Il faut savoir que dans l’histoire de la transmission des connaissances, il y a eu 3 grandes révolutions :

  • L’écriture
  • L’imprimerie
  • Et l’arrivée de l’internet en

 

L’internet a totalement bouleversé le rapport de l’individu à l’éducation, à la pédagogie, dans le soin, dans le management, dans le rapport à l’autre.

Jusqu’à l’arrivée d’internet, la transmission était descendante, verticale, des parents vers l’enfant, du professeur vers l’élève, du patron vers l’employé. Ce qui était dit n’était pas ou rarement contesté, car il n’y avait pas de solution pour accéder à l’information juste et immédiate. Ce qui était affirmé était la vérité.

 

Avec internet, le mode communicationnel entre la nouvelle et l’ancienne génération s’est profondément transformé. La transmission de  l’information s’est horizontalisée.
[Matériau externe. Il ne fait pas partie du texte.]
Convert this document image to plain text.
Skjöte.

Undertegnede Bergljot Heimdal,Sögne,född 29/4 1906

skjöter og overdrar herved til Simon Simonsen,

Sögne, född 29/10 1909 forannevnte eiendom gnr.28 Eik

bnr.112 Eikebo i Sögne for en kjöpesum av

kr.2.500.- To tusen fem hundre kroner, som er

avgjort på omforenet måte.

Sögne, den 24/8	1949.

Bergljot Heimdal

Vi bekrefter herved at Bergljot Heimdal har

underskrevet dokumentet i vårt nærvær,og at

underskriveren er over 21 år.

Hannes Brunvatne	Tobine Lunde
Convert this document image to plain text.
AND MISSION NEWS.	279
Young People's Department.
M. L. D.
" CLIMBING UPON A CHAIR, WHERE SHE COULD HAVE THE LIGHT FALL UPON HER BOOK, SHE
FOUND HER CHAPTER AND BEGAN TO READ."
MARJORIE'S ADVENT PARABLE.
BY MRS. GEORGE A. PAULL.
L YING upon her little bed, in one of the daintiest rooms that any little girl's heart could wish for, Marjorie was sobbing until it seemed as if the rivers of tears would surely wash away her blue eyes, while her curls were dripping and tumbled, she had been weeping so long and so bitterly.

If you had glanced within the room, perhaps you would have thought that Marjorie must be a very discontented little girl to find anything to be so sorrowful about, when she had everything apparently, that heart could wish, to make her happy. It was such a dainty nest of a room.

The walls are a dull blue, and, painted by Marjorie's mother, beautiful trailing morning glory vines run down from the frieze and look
Les jeunes n’ont plus besoin d’écouter religieusement leurs parents ou leurs profs pour accéder au savoir.

 

Or, ce lien de transmission était comme un fil rouge qui traversait les générations, les tenait ensemble, comme unvéritable ciment social et ce fil rouge forçait le respect d’une génération à l’autre. Qu’il soit parent, enseignant, ou patron, l’adulte tenait auprès du jeune, un rôle important, socialisant, structurant, parce qu’il avait une position particulière, celle de détenir le savoir. L’autorité était alors instaurée de fait, comme une sorte de hiérarchie naturelle régissant les générations entre elles.Chacun était à sa place de façon rassurante, les rôles étant clairement distribués et pleinement assumés par les différentes générations.

 

Nous avons tous été élevés dans l’immersion d’une valeur séculaire : le respect. Le respect des générations précédentes, des plus anciens, qui avaient quelque chose à transmettre, à apprendre : « Si tu les écoutes avec attention (avec respect) tu iras plus vite, plus haut, plus fort ».

 

Mais qui a appris aux Y à se créer un compte sur Tinder, sur Facebook, sur Pinterest ? Qui leur a appris à se connecter sur tous ces outils digitaux ? leurs parents ? Non.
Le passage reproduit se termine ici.